Monday, February 1, 2010

bath time before the big day!

So tonight mommy pics me up from doggie daycare and she shakes her head and says "Thank goodness you're getting a bath tonight!" See for the last few days I've been playing out in the mud, going to work with mommy and having fun will all my friends at "Bring Rover Over", and so I'm pretty much filthy. Casey and I (my best German Shepard buddy) just play so much that I get covered in his slobber, and I've been to the park where it's all muddy....so I'm one dirty girl. I wasn't surprised to see mommy with the bath towels.
Daddy caught me mid-wash and while I love taking a bath I find it not kosher to take a picture of me while I'm not suitable for show. I mean really, a pug is always cute right? but when I'm all wet....well I'm just not ready for my closeup. A girl has got to set some boundaries.

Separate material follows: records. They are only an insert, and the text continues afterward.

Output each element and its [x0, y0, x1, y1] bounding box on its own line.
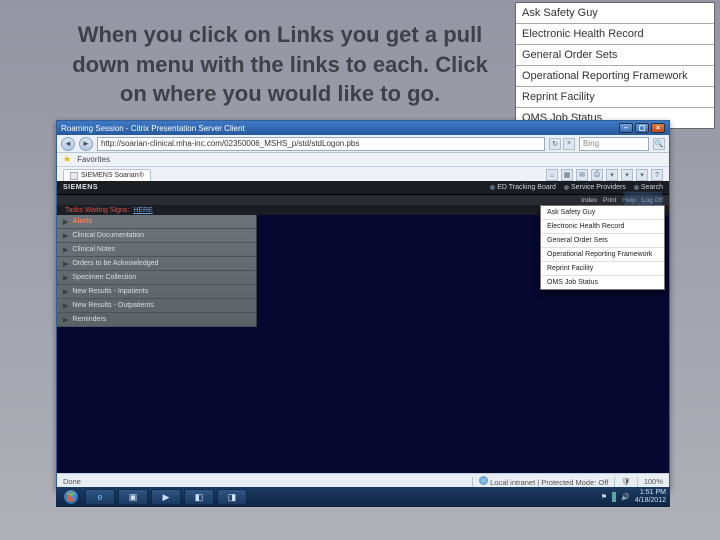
system-tray: ⚑ 🔊 1:51 PM 4/18/2012 — [601, 489, 666, 504]
minimize-button[interactable]: – — [619, 123, 633, 133]
tray-sound-icon[interactable]: 🔊 — [621, 493, 630, 501]
alert-link[interactable]: HERE — [133, 207, 152, 214]
refresh-icon[interactable]: ↻ — [549, 138, 561, 150]
home-icon[interactable]: ⌂ — [546, 169, 558, 181]
callout-item[interactable]: Ask Safety Guy — [516, 3, 714, 24]
soarian-app: SIEMENS ED Tracking Board Service Provid… — [57, 181, 669, 473]
favorites-star-icon[interactable]: ★ — [63, 154, 71, 165]
browser-nav-row: ◄ ► http://soarian-clinical.mha-inc.com/… — [57, 135, 669, 153]
links-dropdown-item[interactable]: Ask Safety Guy — [541, 206, 664, 220]
links-dropdown-item[interactable]: Reprint Facility — [541, 262, 664, 276]
appbar-link-ed-tracking[interactable]: ED Tracking Board — [490, 184, 556, 191]
chevron-right-icon: ▶ — [63, 246, 68, 254]
leftpanel-item-alerts[interactable]: ▶Alerts — [57, 215, 256, 229]
tab-strip: SIEMENS Soarian® ⌂ ▦ ✉ ⎙ ▾ ▾ ▾ ? — [57, 167, 669, 181]
leftpanel-item[interactable]: ▶Clinical Notes — [57, 243, 256, 257]
taskbar-explorer-button[interactable]: ▣ — [118, 489, 148, 505]
slide-headline: When you click on Links you get a pull d… — [70, 20, 490, 109]
mail-icon[interactable]: ✉ — [576, 169, 588, 181]
callout-item[interactable]: Reprint Facility — [516, 87, 714, 108]
print-icon[interactable]: ⎙ — [591, 169, 603, 181]
windows-taskbar: e ▣ ▶ ◧ ◨ ⚑ 🔊 1:51 PM 4/18/2012 — [56, 487, 670, 507]
chevron-right-icon: ▶ — [63, 232, 68, 240]
back-button[interactable]: ◄ — [61, 137, 75, 151]
browser-tab[interactable]: SIEMENS Soarian® — [63, 169, 151, 181]
callout-item[interactable]: Electronic Health Record — [516, 24, 714, 45]
close-button[interactable]: × — [651, 123, 665, 133]
taskbar-media-button[interactable]: ▶ — [151, 489, 181, 505]
windows-orb-icon — [63, 489, 79, 505]
window-titlebar: Roaming Session - Citrix Presentation Se… — [57, 121, 669, 135]
globe-icon — [479, 476, 488, 485]
appbar-link-search[interactable]: Search — [634, 184, 663, 191]
links-dropdown-item[interactable]: General Order Sets — [541, 234, 664, 248]
chevron-right-icon: ▶ — [63, 274, 68, 282]
chevron-right-icon: ▶ — [63, 316, 68, 324]
help-icon[interactable]: ? — [651, 169, 663, 181]
brand-label: SIEMENS — [63, 184, 98, 191]
status-zoom[interactable]: 100% — [644, 477, 663, 486]
tray-clock[interactable]: 1:51 PM 4/18/2012 — [635, 489, 666, 504]
page-menu-icon[interactable]: ▾ — [606, 169, 618, 181]
favorites-bar: ★ Favorites — [57, 153, 669, 167]
links-dropdown-item[interactable]: Operational Reporting Framework — [541, 248, 664, 262]
links-dropdown: Ask Safety Guy Electronic Health Record … — [540, 205, 665, 290]
app-sub-bar: Index Print Help Log Off — [57, 195, 669, 205]
maximize-button[interactable]: ▢ — [635, 123, 649, 133]
links-dropdown-item[interactable]: Electronic Health Record — [541, 220, 664, 234]
subbar-print[interactable]: Print — [603, 197, 616, 204]
leftpanel-item[interactable]: ▶New Results - Inpatients — [57, 285, 256, 299]
status-security-icon: 🛡 — [621, 477, 631, 486]
tray-network-icon[interactable] — [612, 492, 616, 502]
callout-item[interactable]: Operational Reporting Framework — [516, 66, 714, 87]
chevron-right-icon: ▶ — [63, 218, 68, 226]
callout-links-list: Ask Safety Guy Electronic Health Record … — [515, 2, 715, 129]
callout-item[interactable]: General Order Sets — [516, 45, 714, 66]
favorites-label[interactable]: Favorites — [77, 155, 110, 164]
subbar-logoff[interactable]: Log Off — [642, 197, 663, 204]
status-left: Done — [63, 477, 466, 486]
divider — [637, 477, 638, 487]
tray-flag-icon[interactable]: ⚑ — [601, 493, 607, 501]
page-icon — [70, 172, 78, 180]
browser-window: Roaming Session - Citrix Presentation Se… — [56, 120, 670, 490]
search-box[interactable]: Bing — [579, 137, 649, 151]
appbar-link-service-providers[interactable]: Service Providers — [564, 184, 626, 191]
app-left-panel: ▶Alerts ▶Clinical Documentation ▶Clinica… — [57, 215, 257, 327]
subbar-help[interactable]: Help — [622, 197, 635, 204]
bullet-icon — [490, 185, 495, 190]
leftpanel-item[interactable]: ▶Reminders — [57, 313, 256, 327]
taskbar-ie-button[interactable]: e — [85, 489, 115, 505]
feeds-icon[interactable]: ▦ — [561, 169, 573, 181]
leftpanel-item[interactable]: ▶New Results - Outpatients — [57, 299, 256, 313]
address-bar[interactable]: http://soarian-clinical.mha-inc.com/0235… — [97, 137, 545, 151]
subbar-index[interactable]: Index — [581, 197, 597, 204]
taskbar-app-button[interactable]: ◧ — [184, 489, 214, 505]
window-title: Roaming Session - Citrix Presentation Se… — [61, 124, 619, 133]
tools-menu-icon[interactable]: ▾ — [636, 169, 648, 181]
start-button[interactable] — [60, 487, 82, 507]
links-dropdown-item[interactable]: OMS Job Status — [541, 276, 664, 289]
forward-button[interactable]: ► — [79, 137, 93, 151]
safety-menu-icon[interactable]: ▾ — [621, 169, 633, 181]
divider — [614, 477, 615, 487]
bullet-icon — [564, 185, 569, 190]
leftpanel-item[interactable]: ▶Clinical Documentation — [57, 229, 256, 243]
chevron-right-icon: ▶ — [63, 260, 68, 268]
chevron-right-icon: ▶ — [63, 302, 68, 310]
tab-label: SIEMENS Soarian® — [81, 170, 144, 181]
divider — [472, 477, 473, 487]
alert-text: Tasks Waiting Signs: — [65, 207, 129, 214]
search-icon[interactable]: 🔍 — [653, 138, 665, 150]
app-top-bar: SIEMENS ED Tracking Board Service Provid… — [57, 181, 669, 195]
taskbar-app-button[interactable]: ◨ — [217, 489, 247, 505]
leftpanel-item[interactable]: ▶Specimen Collection — [57, 271, 256, 285]
status-zone: Local intranet | Protected Mode: Off — [479, 476, 608, 487]
stop-icon[interactable]: × — [563, 138, 575, 150]
chevron-right-icon: ▶ — [63, 288, 68, 296]
leftpanel-item[interactable]: ▶Orders to be Acknowledged — [57, 257, 256, 271]
bullet-icon — [634, 185, 639, 190]
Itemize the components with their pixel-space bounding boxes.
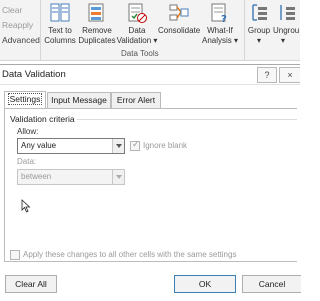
text-to-columns-icon xyxy=(50,3,70,22)
advanced-button[interactable]: Advanced xyxy=(2,35,40,45)
tab-input-message[interactable]: Input Message xyxy=(47,92,111,108)
apply-to-all-label: Apply these changes to all other cells w… xyxy=(23,250,237,259)
data-select[interactable]: between xyxy=(17,169,125,185)
dialog-titlebar[interactable]: Data Validation ? × xyxy=(0,65,300,85)
settings-panel: Validation criteria Allow: Any value ✓ I… xyxy=(4,108,297,262)
ungroup-label: Ungrou xyxy=(273,26,300,35)
group-button[interactable]: Group ▾ xyxy=(246,2,272,45)
ungroup-icon xyxy=(280,5,295,20)
cancel-button[interactable]: Cancel xyxy=(242,275,301,293)
help-button[interactable]: ? xyxy=(257,67,277,83)
text-to-columns-label-2: Columns xyxy=(44,35,76,45)
close-button[interactable]: × xyxy=(279,67,300,83)
consolidate-button[interactable]: Consolidate xyxy=(158,2,200,36)
chevron-down-icon[interactable] xyxy=(112,139,124,153)
remove-duplicates-icon xyxy=(88,3,104,22)
remove-duplicates-label-1: Remove xyxy=(82,26,112,35)
text-to-columns-button[interactable]: Text to Columns xyxy=(42,2,78,45)
dialog-title: Data Validation xyxy=(2,69,66,80)
tab-settings[interactable]: Settings xyxy=(4,91,46,108)
group-icon xyxy=(252,4,267,21)
what-if-analysis-icon: ? xyxy=(211,3,227,24)
what-if-analysis-label-2: Analysis ▾ xyxy=(201,35,239,45)
consolidate-label: Consolidate xyxy=(158,26,201,35)
group-label: Group xyxy=(247,26,271,35)
section-divider xyxy=(77,119,297,120)
consolidate-icon xyxy=(169,4,189,21)
clear-button[interactable]: Clear xyxy=(2,5,22,15)
remove-duplicates-button[interactable]: Remove Duplicates xyxy=(78,2,116,45)
remove-duplicates-label-2: Duplicates xyxy=(78,35,116,45)
reapply-button[interactable]: Reapply xyxy=(2,20,33,30)
ribbon: Clear Reapply Advanced Text to Columns R… xyxy=(0,0,300,61)
ribbon-divider xyxy=(40,0,41,60)
ok-button[interactable]: OK xyxy=(174,275,236,293)
what-if-analysis-button[interactable]: ? What-If Analysis ▾ xyxy=(201,2,239,45)
mouse-cursor-icon xyxy=(21,199,31,213)
ungroup-dropdown-label: ▾ xyxy=(281,35,286,45)
text-to-columns-label-1: Text to xyxy=(48,26,72,35)
data-validation-button[interactable]: Data Validation ▾ xyxy=(116,2,158,45)
sort-filter-group: Clear Reapply Advanced xyxy=(0,0,40,60)
data-validation-label-2: Validation ▾ xyxy=(116,35,158,45)
data-validation-icon xyxy=(128,3,147,23)
what-if-analysis-label-1: What-If xyxy=(207,26,233,35)
allow-label: Allow: xyxy=(17,127,39,136)
data-validation-label-1: Data xyxy=(128,26,146,35)
validation-criteria-label: Validation criteria xyxy=(10,114,75,124)
chevron-down-icon[interactable] xyxy=(112,170,124,184)
ignore-blank-checkbox[interactable]: ✓ xyxy=(130,139,140,151)
data-validation-dialog: Data Validation ? × Settings Input Messa… xyxy=(0,64,301,301)
apply-to-all-checkbox[interactable] xyxy=(10,250,20,260)
tab-error-alert[interactable]: Error Alert xyxy=(111,92,161,108)
ungroup-button[interactable]: Ungrou ▾ xyxy=(273,2,300,45)
clear-all-button[interactable]: Clear All xyxy=(5,275,57,293)
data-tools-group-label: Data Tools xyxy=(121,49,159,58)
ignore-blank-label: Ignore blank xyxy=(143,141,188,150)
allow-select[interactable]: Any value xyxy=(17,138,125,154)
tab-settings-label: Settings xyxy=(7,93,43,105)
allow-select-value: Any value xyxy=(21,141,57,150)
group-dropdown-label: ▾ xyxy=(256,35,261,45)
data-label: Data: xyxy=(17,157,37,166)
checkmark-icon: ✓ xyxy=(132,139,140,149)
data-select-value: between xyxy=(21,172,52,181)
svg-text:?: ? xyxy=(221,14,227,24)
ribbon-divider xyxy=(244,0,245,60)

So tomorrow is the big day....I get "fixed". I asked mommy and daddy what this means and they said for me it's a little different. See I'm a very special doggie, so mommy and daddy says this surgery is real important for me. Some of my friends at the dog park and daycare sniff at me and are confused, but I don't know why. Mommy and daddy told me I'm very rare and that just makes me extra special....see I'm a hermaphrodite. I've had a lot of doctors and everything look at me and I've had to spread eagle a lot! So tomorrow I get this surgery to make sure I'm ok, because mommy says I can't have or make babies and that's ok cause I don't want those. So wish me luck that I'm ok. I'm a little upset I don't get to eat breakfast and us pugs like food. I'll let you know how it goes and send positive pug thoughts my way please.